Sorry just confused but thankful for further explanation :)
 
space usage (overhead) vs. read/write amplification are two separate issues. if you increase the volblocksize, the former goes down - the ratio of data to parity data gets better, but the latter increases since small reads/writes will now need to read/write 16k of data instead of 8k, which usually means performance will go down (since you waste time reading/writing data you are not even interested in).
 
space usage (overhead) vs. read/write amplification are two separate issues. if you increase the volblocksize, the former goes down - the ratio of data to parity data gets better, but the latter increases since small reads/writes will now need to read/write 16k of data instead of 8k, which usually means performance will go down (since you waste time reading/writing data you are not even interested in).
Ok thanks for the explanation. I think I understand. But about 25-30 % of real usable space is not an option, is it for anybody?

So the options are: (as you partly mentioned above)
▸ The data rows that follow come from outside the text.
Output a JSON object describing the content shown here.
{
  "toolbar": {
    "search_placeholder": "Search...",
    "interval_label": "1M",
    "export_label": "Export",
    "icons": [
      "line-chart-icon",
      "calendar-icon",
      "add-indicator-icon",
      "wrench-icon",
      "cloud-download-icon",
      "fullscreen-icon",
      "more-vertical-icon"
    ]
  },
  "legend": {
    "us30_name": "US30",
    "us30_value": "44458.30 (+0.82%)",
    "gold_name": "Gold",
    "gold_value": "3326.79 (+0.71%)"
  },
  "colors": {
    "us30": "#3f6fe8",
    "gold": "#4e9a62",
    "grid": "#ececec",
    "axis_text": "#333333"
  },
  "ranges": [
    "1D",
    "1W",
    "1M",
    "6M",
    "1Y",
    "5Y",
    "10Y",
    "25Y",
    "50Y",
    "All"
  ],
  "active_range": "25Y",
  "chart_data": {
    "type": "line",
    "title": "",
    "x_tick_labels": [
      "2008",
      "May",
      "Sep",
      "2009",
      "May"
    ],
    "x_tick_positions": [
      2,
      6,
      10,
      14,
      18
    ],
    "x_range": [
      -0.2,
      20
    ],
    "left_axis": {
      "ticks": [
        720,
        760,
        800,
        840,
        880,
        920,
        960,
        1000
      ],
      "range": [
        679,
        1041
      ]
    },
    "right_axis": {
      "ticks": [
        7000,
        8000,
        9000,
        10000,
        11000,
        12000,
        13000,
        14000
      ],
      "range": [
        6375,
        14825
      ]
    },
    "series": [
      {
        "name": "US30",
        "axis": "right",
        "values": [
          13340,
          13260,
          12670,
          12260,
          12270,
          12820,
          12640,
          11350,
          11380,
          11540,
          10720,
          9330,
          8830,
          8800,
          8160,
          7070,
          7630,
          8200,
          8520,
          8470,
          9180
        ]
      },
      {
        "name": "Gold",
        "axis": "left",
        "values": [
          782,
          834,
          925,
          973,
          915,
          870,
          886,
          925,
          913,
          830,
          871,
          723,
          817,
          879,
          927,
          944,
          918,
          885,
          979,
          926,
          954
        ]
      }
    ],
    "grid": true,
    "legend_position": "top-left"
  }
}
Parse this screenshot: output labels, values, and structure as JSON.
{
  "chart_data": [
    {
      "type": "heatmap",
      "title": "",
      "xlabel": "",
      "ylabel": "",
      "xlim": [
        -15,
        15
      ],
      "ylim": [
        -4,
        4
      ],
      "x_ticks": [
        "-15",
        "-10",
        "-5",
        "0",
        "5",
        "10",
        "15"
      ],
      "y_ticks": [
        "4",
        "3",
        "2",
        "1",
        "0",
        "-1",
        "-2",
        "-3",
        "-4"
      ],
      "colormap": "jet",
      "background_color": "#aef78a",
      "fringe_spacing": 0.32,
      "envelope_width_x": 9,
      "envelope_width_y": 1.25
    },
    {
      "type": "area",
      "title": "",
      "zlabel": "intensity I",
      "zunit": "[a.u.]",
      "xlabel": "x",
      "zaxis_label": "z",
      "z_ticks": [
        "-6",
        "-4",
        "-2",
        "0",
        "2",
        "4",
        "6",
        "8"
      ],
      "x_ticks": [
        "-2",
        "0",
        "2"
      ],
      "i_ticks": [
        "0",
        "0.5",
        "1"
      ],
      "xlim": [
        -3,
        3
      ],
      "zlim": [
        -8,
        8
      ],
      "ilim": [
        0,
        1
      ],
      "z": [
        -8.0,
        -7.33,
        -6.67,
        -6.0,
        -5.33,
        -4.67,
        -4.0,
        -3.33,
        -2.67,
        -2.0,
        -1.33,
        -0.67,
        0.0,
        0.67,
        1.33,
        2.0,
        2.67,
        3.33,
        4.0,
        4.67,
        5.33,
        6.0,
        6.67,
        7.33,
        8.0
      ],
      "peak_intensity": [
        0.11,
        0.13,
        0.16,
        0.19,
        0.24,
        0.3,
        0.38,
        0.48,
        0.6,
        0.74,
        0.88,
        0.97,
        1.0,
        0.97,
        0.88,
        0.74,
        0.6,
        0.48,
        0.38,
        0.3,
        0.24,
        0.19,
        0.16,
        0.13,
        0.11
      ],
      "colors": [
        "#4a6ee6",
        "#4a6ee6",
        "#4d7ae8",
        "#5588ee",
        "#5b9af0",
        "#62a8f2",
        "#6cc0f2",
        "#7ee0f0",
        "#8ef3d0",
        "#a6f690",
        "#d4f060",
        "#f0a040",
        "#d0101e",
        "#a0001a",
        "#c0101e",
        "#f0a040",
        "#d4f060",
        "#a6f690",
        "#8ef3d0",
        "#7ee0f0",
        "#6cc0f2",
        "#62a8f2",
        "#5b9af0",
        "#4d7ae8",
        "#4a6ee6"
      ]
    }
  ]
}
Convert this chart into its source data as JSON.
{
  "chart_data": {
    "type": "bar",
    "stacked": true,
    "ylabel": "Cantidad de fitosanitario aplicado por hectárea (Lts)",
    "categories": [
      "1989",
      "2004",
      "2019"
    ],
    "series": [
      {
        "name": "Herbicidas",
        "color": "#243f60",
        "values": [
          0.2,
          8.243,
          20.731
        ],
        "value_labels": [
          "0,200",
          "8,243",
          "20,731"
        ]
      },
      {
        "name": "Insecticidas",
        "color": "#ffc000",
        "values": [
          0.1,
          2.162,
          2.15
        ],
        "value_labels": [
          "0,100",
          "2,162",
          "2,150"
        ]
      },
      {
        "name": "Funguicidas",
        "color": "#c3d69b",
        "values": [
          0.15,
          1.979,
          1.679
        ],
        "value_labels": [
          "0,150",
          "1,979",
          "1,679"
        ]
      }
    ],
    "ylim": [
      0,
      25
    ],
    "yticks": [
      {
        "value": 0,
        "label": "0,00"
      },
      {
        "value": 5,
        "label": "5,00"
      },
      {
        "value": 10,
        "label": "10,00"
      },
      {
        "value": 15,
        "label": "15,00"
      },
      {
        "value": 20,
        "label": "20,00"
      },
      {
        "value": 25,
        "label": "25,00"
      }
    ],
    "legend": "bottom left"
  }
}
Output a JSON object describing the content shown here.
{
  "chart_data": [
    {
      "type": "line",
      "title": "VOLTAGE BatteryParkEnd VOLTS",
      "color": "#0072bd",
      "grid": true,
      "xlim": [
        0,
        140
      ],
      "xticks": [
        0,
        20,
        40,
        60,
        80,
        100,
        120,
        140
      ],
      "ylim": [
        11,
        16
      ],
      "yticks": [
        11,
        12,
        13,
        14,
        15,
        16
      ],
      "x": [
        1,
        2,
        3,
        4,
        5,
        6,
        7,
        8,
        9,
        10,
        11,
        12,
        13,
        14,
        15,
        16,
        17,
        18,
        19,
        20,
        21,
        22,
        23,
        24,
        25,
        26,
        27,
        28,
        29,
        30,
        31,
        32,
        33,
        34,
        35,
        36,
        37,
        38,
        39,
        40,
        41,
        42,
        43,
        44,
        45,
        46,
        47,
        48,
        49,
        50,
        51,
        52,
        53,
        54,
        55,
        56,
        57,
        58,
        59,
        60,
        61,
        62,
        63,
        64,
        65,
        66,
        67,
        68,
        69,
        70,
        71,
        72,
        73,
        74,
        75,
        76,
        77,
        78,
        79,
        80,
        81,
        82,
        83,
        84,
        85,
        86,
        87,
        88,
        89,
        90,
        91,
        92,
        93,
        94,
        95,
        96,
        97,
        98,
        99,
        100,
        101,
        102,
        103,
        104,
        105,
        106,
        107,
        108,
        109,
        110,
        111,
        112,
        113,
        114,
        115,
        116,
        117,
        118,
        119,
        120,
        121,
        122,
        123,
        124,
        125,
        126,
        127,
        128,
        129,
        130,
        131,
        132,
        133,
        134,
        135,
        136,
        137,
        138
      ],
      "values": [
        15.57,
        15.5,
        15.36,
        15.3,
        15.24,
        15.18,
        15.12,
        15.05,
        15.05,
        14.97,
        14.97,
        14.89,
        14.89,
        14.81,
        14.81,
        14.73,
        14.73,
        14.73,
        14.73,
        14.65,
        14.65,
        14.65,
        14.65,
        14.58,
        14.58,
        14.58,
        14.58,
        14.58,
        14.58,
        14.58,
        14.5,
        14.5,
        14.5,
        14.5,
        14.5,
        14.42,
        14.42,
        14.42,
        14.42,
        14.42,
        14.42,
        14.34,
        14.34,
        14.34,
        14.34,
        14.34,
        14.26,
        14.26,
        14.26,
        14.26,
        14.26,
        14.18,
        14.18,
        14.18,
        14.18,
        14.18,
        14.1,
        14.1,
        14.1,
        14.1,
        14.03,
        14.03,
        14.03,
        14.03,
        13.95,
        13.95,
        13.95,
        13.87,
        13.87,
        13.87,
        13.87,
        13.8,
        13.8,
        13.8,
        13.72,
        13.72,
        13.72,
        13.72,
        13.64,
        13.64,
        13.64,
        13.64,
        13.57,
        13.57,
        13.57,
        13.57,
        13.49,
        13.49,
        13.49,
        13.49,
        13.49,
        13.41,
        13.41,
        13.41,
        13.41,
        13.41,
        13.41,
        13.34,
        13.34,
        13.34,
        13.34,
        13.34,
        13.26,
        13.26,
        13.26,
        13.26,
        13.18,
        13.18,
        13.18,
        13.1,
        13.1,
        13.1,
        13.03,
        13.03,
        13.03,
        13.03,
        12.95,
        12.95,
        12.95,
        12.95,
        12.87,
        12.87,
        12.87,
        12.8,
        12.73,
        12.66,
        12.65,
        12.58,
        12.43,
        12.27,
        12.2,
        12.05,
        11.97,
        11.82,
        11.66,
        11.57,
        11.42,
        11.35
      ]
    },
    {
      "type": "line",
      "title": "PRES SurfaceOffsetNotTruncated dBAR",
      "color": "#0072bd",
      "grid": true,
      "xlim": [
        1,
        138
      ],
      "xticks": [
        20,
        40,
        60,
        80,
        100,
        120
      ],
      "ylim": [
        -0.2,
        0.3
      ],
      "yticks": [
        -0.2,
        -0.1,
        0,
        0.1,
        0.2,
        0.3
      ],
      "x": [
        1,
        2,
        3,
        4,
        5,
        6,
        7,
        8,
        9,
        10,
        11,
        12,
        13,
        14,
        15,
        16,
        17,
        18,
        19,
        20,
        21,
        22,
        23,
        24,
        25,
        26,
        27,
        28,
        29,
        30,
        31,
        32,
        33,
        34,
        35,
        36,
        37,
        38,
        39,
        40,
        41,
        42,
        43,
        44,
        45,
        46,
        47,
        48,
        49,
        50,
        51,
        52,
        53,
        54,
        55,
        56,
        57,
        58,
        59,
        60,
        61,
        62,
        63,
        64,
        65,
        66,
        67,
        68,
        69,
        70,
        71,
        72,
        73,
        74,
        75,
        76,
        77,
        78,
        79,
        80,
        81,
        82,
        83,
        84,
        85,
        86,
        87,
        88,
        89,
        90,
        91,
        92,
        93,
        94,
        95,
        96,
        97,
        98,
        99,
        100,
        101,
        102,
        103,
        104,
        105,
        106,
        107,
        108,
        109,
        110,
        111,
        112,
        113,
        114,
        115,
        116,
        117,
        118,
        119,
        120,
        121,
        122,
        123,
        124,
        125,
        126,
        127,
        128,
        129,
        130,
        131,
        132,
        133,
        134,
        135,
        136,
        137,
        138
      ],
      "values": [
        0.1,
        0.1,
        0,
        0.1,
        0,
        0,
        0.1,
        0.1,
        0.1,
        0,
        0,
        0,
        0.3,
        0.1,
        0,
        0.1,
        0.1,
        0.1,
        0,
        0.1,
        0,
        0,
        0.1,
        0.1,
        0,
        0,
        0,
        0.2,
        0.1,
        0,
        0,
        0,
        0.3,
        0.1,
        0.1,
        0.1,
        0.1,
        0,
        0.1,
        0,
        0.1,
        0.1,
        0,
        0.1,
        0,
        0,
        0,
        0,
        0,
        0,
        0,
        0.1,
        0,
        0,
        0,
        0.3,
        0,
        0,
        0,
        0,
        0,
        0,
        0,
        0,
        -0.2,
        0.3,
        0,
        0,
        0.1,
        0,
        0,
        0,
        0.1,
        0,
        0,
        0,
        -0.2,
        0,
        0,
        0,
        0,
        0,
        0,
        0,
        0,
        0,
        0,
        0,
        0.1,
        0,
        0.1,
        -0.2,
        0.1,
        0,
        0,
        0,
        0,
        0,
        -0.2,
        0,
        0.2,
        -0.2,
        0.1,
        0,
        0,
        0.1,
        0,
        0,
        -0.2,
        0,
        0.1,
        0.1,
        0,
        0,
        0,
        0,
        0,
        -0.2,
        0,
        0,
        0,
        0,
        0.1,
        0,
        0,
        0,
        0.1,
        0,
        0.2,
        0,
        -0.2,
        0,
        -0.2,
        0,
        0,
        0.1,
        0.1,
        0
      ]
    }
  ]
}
live with 16k and not so good performance
(really bad? Seams ok in test environment)? (and maybe earlier ssd failure?)

Or use ZFS Raid10 with "the right one of the disks must gone broke" issue... also not so "sexy"

Or is there any best practice I missed?

Again thanks for your time
 
Ok thanks for the explanation. I think I understand. But about 25-30 % of real usable space is not an option, is it for anybody?


So the options are: (as you partly mentioned above)

live with 16k and not so good performance
(really bad? Seams ok in test environment)? (and maybe earlier ssd failure?)

Or use ZFS Raid10 with "the right one of the disks must gone broke" issue... also not so "sexy"

Or is there any best practice I missed?

Again thanks for your time

pretty much those are the options - which one is the right one for your use case is up to you of course.
 
If you want the performance of a raid10 (striped mirror) and the "any 2 drives may fail" of a raid6 (raidz2) you could also stripe some 3-way mirrors. But you would loose 66% of your capacity too.